Giacomo Puccini b. 1858, was the last descendant of a local musical dynasty in Lucca, where they had composed church music and the occasional opera for 124 years. Orphaned young, his musical education was supervised and helped by his uncles.  He is a composer known primarily for his operas and is regarded as the greatest and most successful proponent of Italian opera after Verdi. His most famous works are La bohème, Tosca, Madama Butterfly, and Turandot  with the first three amongst the ten most frequently performed operas worldwide, despite condescension by some music critics who find his music insufficiently sophisticated or difficult.

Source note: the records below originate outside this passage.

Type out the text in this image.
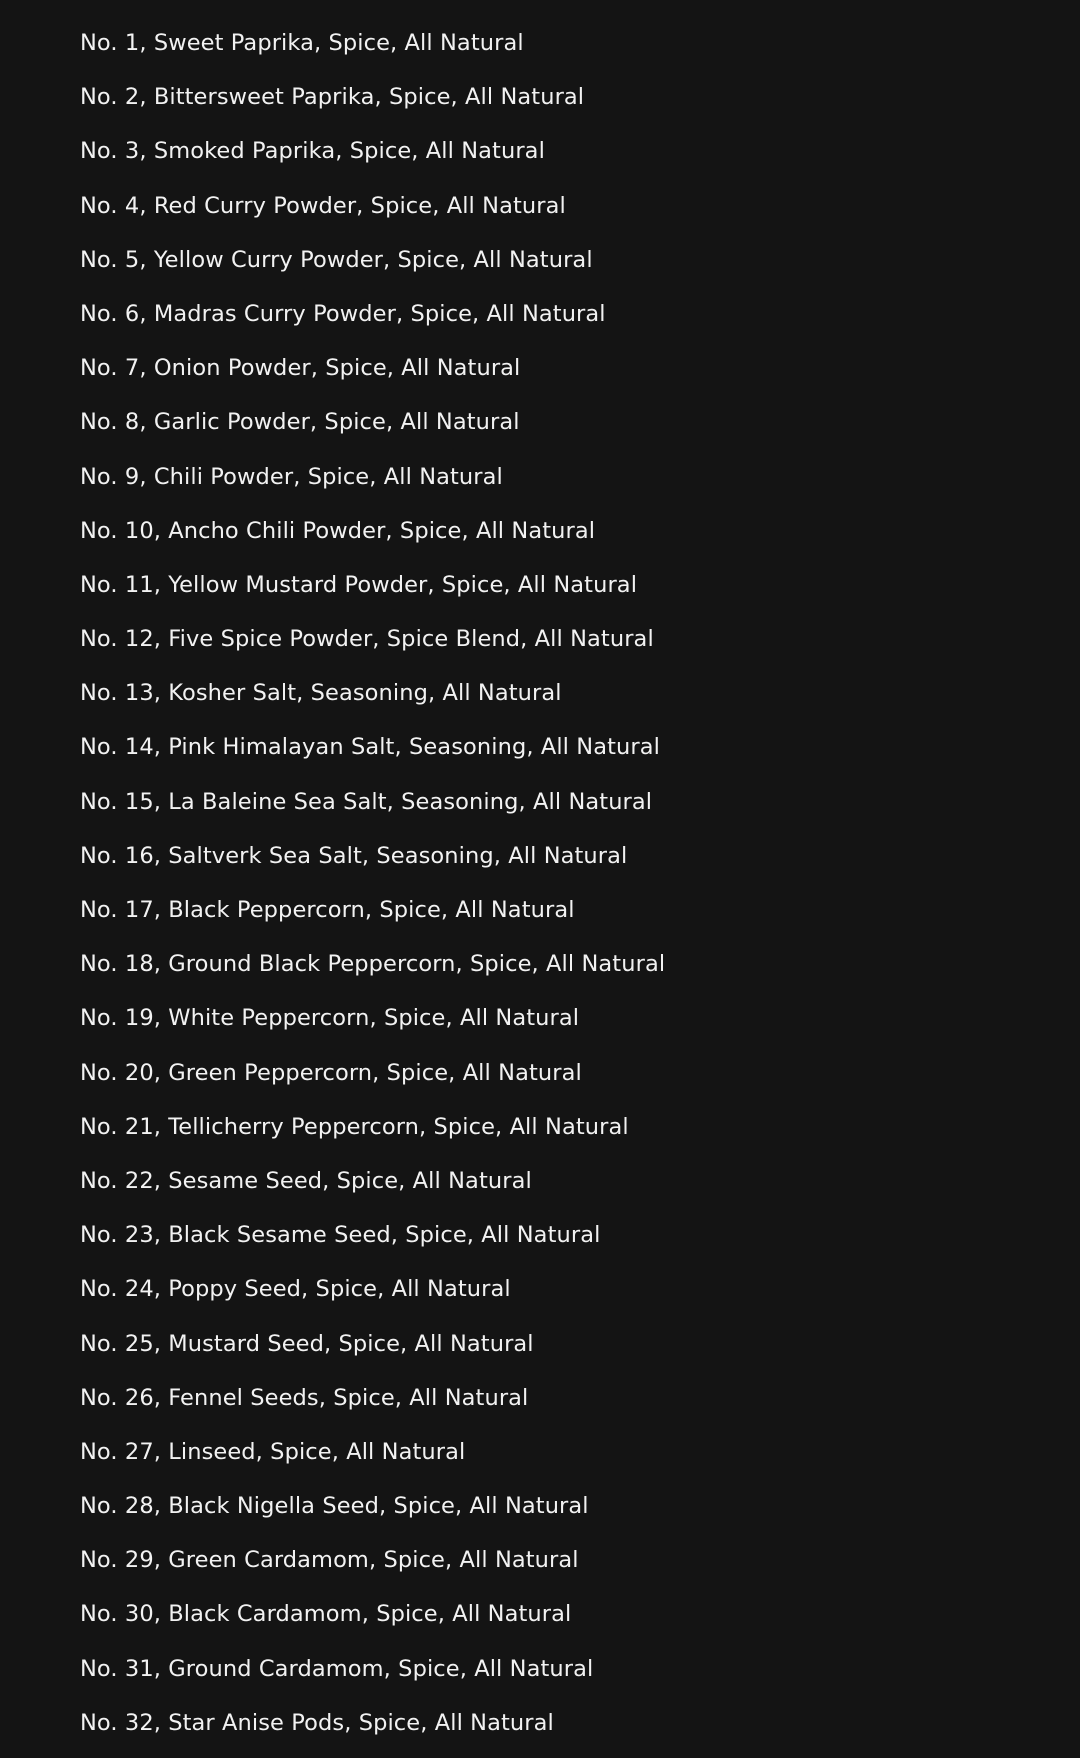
No. 1, Sweet Paprika, Spice, All Natural
No. 2, Bittersweet Paprika, Spice, All Natural
No. 3, Smoked Paprika, Spice, All Natural
No. 4, Red Curry Powder, Spice, All Natural
No. 5, Yellow Curry Powder, Spice, All Natural
No. 6, Madras Curry Powder, Spice, All Natural
No. 7, Onion Powder, Spice, All Natural
No. 8, Garlic Powder, Spice, All Natural
No. 9, Chili Powder, Spice, All Natural
No. 10, Ancho Chili Powder, Spice, All Natural
No. 11, Yellow Mustard Powder, Spice, All Natural
No. 12, Five Spice Powder, Spice Blend, All Natural
No. 13, Kosher Salt, Seasoning, All Natural
No. 14, Pink Himalayan Salt, Seasoning, All Natural
No. 15, La Baleine Sea Salt, Seasoning, All Natural
No. 16, Saltverk Sea Salt, Seasoning, All Natural
No. 17, Black Peppercorn, Spice, All Natural
No. 18, Ground Black Peppercorn, Spice, All Natural
No. 19, White Peppercorn, Spice, All Natural
No. 20, Green Peppercorn, Spice, All Natural
No. 21, Tellicherry Peppercorn, Spice, All Natural
No. 22, Sesame Seed, Spice, All Natural
No. 23, Black Sesame Seed, Spice, All Natural
No. 24, Poppy Seed, Spice, All Natural
No. 25, Mustard Seed, Spice, All Natural
No. 26, Fennel Seeds, Spice, All Natural
No. 27, Linseed, Spice, All Natural
No. 28, Black Nigella Seed, Spice, All Natural
No. 29, Green Cardamom, Spice, All Natural
No. 30, Black Cardamom, Spice, All Natural
No. 31, Ground Cardamom, Spice, All Natural
No. 32, Star Anise Pods, Spice, All Natural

Edward Elgar was born in a small English village in 1857 and was musical from an early age, along with his six siblings. His friend and biographer wrote that Elgar's early surroundings had an influence that "permeated all his work and gave to his whole life that subtle but none the less true and sturdy English quality”.  Elgar is probably best known for the first of the five Pomp and Circumstance Marches, familiar to millions of television viewers all over the world every year who hear it at the "Last Night of the Proms". He told his friend Dora Penny, "I've got a tune that will knock 'em – will knock 'em flat".
 

The Music

Puccini composed the Messa di Gloria  as his graduation exercise with its first performance in Lucca on July 12, 1880.  Somewhat like Elgar’s  The Music Makers, it received a lukewarm response, belying the richness and variety of the music, and was not performed until sixty years later.  Puccini fans will spot some of its themes in other works, such as the Agnus Dei in his opera Manon Lescaut and the Kyrie in Edgar.

Elgar composed The Music Makers for the Birmingham Festival in 1912 and was his last major choral work. It was received politely but without enthusiasm; again a mystery given its exquisite melodies. The text of the work is the 1874 poem Ode by Arthur O'Shaughnessy. The mood is clear in the first lines, which depict the isolation of the creative artist:
We are the music makers,
And we are the dreamers of dreams,
Wandering by lone sea-breakers,
And sitting by desolate streams...
But the verse ends postively:
Yet we are the movers and shakers
Of the world for ever, it seems.

For Elgar fans the piece is satisfyingly scattered with musical references to his other works, The Dream of Gerontius, Sea Pictures. the Symphonies, the Violin Concerto and "Nimrod" (from the Enigma Variations); but most of the music however is original.